I walked to the second door, and without thinking what might be on the other side, I grabbed the knob, turned and pushed at the door.
It didn’t budge.
I leaned my shoulder into it and pushed really hard. It came open a crack. I put all my weight into the next push and the heavy door moved far enough for me to stick my head through.
For the second time that night my head started spinning.
But this time it had good reason!
Chapter Twenty-Nine
The Man in the Beautiful Two-Tone Shoes
It was like I’d rubbed the magic lamp of the Forty Thieves!
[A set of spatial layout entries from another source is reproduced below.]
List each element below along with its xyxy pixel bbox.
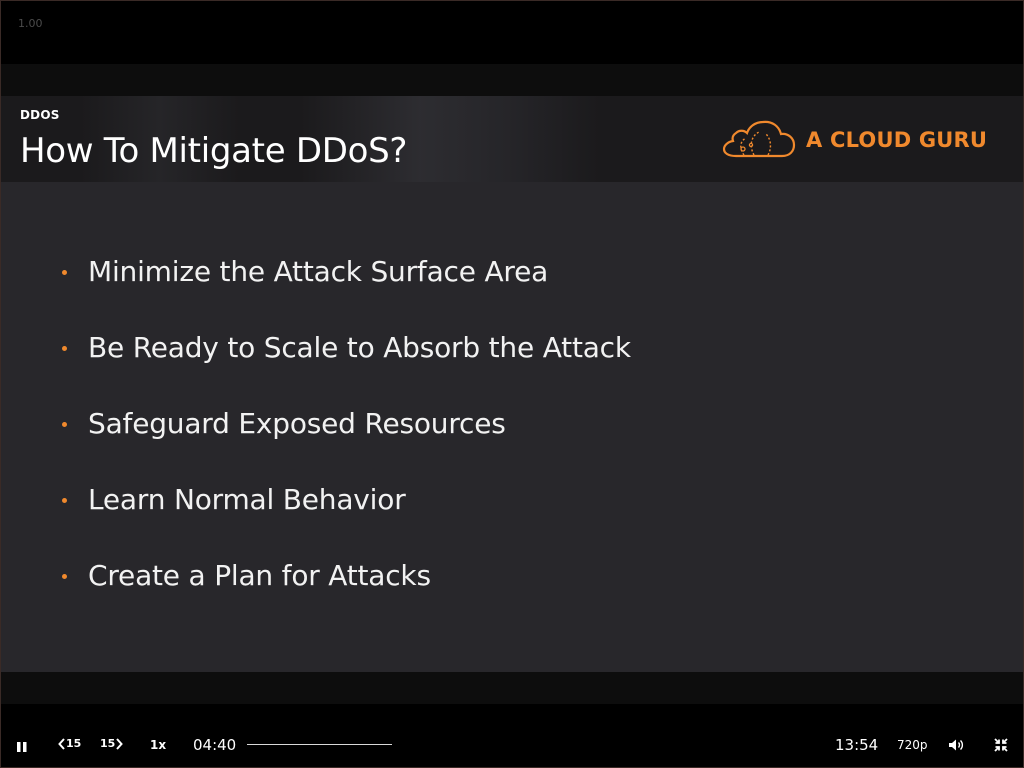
bullet-dot-icon xyxy=(62,498,67,503)
slide-title: How To Mitigate DDoS? xyxy=(20,131,408,171)
progress-track[interactable] xyxy=(247,744,392,745)
logo-text: A CLOUD GURU xyxy=(806,128,988,152)
bullet-dot-icon xyxy=(62,422,67,427)
a-cloud-guru-logo: A CLOUD GURU xyxy=(722,118,987,162)
list-item: Safeguard Exposed Resources xyxy=(62,406,631,482)
rewind-label: 15 xyxy=(66,737,82,750)
bullet-text: Create a Plan for Attacks xyxy=(88,559,431,592)
list-item: Be Ready to Scale to Absorb the Attack xyxy=(62,330,631,406)
forward-label: 15 xyxy=(100,737,116,750)
rewind-15-button[interactable]: 15 xyxy=(58,737,81,750)
slide: DDOS How To Mitigate DDoS? A CLOUD GURU … xyxy=(0,96,1024,672)
pause-button[interactable] xyxy=(16,738,28,757)
bullet-text: Learn Normal Behavior xyxy=(88,483,406,516)
chevron-right-icon xyxy=(116,737,124,750)
exit-fullscreen-icon xyxy=(994,738,1008,752)
zoom-level-readout: 1.00 xyxy=(18,17,43,30)
exit-fullscreen-button[interactable] xyxy=(994,737,1008,756)
chevron-left-icon xyxy=(58,737,65,750)
bullet-dot-icon xyxy=(62,346,67,351)
pause-icon xyxy=(17,742,27,752)
playback-speed-button[interactable]: 1x xyxy=(150,738,166,752)
volume-icon xyxy=(949,739,964,751)
volume-button[interactable] xyxy=(948,737,964,756)
bullet-text: Safeguard Exposed Resources xyxy=(88,407,506,440)
bullet-dot-icon xyxy=(62,270,67,275)
bullet-text: Be Ready to Scale to Absorb the Attack xyxy=(88,331,631,364)
bullet-list: Minimize the Attack Surface Area Be Read… xyxy=(62,254,631,634)
slide-header: DDOS How To Mitigate DDoS? A CLOUD GURU xyxy=(0,96,1024,182)
section-tag: DDOS xyxy=(20,108,60,122)
player-controls: 15 15 1x 04:40 13:54 720p xyxy=(0,704,1024,768)
quality-button[interactable]: 720p xyxy=(897,738,928,752)
cloud-logo-icon xyxy=(722,120,796,158)
forward-15-button[interactable]: 15 xyxy=(100,737,124,750)
list-item: Learn Normal Behavior xyxy=(62,482,631,558)
bullet-dot-icon xyxy=(62,574,67,579)
list-item: Create a Plan for Attacks xyxy=(62,558,631,634)
duration: 13:54 xyxy=(835,736,879,754)
video-area[interactable]: DDOS How To Mitigate DDoS? A CLOUD GURU … xyxy=(0,64,1024,704)
current-time: 04:40 xyxy=(193,736,237,754)
list-item: Minimize the Attack Surface Area xyxy=(62,254,631,330)
bullet-text: Minimize the Attack Surface Area xyxy=(88,255,549,288)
A strong smoky smell slipped through the crack of the door. Hard adult laughs laced themselves up in the smoke and rolled out with it. I had to blink and wipe at my eyes as the cigarette smoke stung them. I saw three round tables in a large dark room. Each table had six chairs set around it. There was a candle in a glass jar in the middle of the tables.
A woman turned to look in my direction.
The light from the hall was drawing attention so I stepped inside, closed the door, pressed my back against the wall and slid to the left. The woman stopped looking and I kept sliding until I came to a stack of chairs. I squeezed behind them so that I was hidden.
My heart was slapping at my ribs and I was having a hard time catching my breath. If my head felt any lighter I was going to end up swooning behind this pile of chairs.
I remembered what Jimmie had said once about being scared, that if you pretended you were watching what was going on through a telescope you got a lot calmer.